I wrote the story fast, because my desire to take a yoga class trumped the fact that all the top editors were watching or participating in the panel and knew what had happened and how they viewed it. It came out OK, though the smidgen of snark (the ME called it "being flip." Ha) was edited away.
Anyhoo, here's the article (the link to which doesn't have my byline, even though it did earlier, because our ability to maintain a Web site is crap):
Editors, reporters, readers and media experts discussed the relatively new and challenging world of online reader comments at a forum at The Day on Tuesday.
Some of the participants were troubled by the vitriol that can characterize comments posted to articles on newspaper Web sites.
”The free flow of ideas has more often become a sewer,” said Christopher Clouet, the New London schools superintendent and a frequent target of irate anonymous comments on theday.com.
Clouet said he steers clear of answering inaccurate comments, wary of entering a virtual shouting match or, as he called it,“a food fight.” But he said he would“welcome the opportunity to have the space to say, 'Actually, it's the board of ed who votes on these issues, not me.'”
Other panel participants included four Day staff members, New England News Forum executive director Bill Densmore, lawyer Robert Bertsche, University of Connecticut journalism professor Marcel Dufresne, two frequent commenters and Jim Konrad, executive editor of The Norwich Bulletin.
There were multiple opinions about what newspaper Web sites like theday.com can or should do to maintain some standard of civility, and whether anonymous posts should be allowed.
Some panelists said newspapers need to continue to serve as gatekeepers and should moderate the discourse.
Densmore, however, described modern journalists not as gatekeepers but as“information valets,” providing a service, not a product.
Panelists floated many suggestions about how, or whether, to regulate online comment postings. The Norwich Bulletin recently closed its site to comments due to high levels of profanity and irrelevant ranting.
”Finally, folks found the wedding and engagement announcements and decided they would comment on the bride,” said Konrad, The Bulletin editor. He added that comments can harm the newspaper's reputation if readers“can't tell where the story ends and the comments begin.”
The Bulletin will relaunch user comments once it installs a program requiring user registration and will have staff approve posts.
Beyond The Bulletin's chosen course, other suggestions for moderating online comments included requiring users to confirm their identities with a credit card; grouping registered and anonymous posters separately; blocking users who submit too much irrelevant ranting; disabling the comment function on certain stories; and depending on users to flag other users' inappropriate comments.
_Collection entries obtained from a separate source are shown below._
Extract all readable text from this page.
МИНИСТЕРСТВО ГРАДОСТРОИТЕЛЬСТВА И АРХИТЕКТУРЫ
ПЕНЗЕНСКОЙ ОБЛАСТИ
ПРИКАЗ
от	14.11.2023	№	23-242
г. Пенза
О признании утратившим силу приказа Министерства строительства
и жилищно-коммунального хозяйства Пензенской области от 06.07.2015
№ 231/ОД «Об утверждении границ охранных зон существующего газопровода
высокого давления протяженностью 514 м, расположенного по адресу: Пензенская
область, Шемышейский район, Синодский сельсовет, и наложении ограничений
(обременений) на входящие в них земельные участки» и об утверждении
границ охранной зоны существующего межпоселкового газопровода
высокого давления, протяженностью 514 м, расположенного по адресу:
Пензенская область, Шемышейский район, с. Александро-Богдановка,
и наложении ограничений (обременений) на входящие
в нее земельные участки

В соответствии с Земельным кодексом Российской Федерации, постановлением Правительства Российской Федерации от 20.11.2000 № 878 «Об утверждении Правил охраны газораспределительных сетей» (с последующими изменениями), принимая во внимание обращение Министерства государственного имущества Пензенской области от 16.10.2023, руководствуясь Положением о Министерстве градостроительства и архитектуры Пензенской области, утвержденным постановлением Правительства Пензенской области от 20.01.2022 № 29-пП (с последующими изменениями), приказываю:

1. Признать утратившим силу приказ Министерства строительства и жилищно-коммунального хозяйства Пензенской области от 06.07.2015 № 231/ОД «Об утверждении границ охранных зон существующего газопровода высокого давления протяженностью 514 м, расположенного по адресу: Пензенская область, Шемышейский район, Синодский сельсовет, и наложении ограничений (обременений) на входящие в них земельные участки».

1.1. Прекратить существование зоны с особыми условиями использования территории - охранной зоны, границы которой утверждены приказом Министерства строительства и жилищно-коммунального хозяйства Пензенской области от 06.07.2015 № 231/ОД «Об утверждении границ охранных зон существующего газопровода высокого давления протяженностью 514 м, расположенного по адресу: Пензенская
But even though panelists agreed that online commenting can degenerate, they differed on whether that meant censoring was necessary.
”Somebody who writes in that fashion is probably not worth listening to, and I just go on to the next one,” local blogger John Wirzbicki said in defending the practice of allowing the posting of comments to stories.
But some readers may be thinner-skinned than Wirzbicki, who authors the liberal blog CT Blue.
”One person's offensive word is just a synonym for 'lousy' for someone else,” said Sally Stapleton, an assistant managing editor at The Day.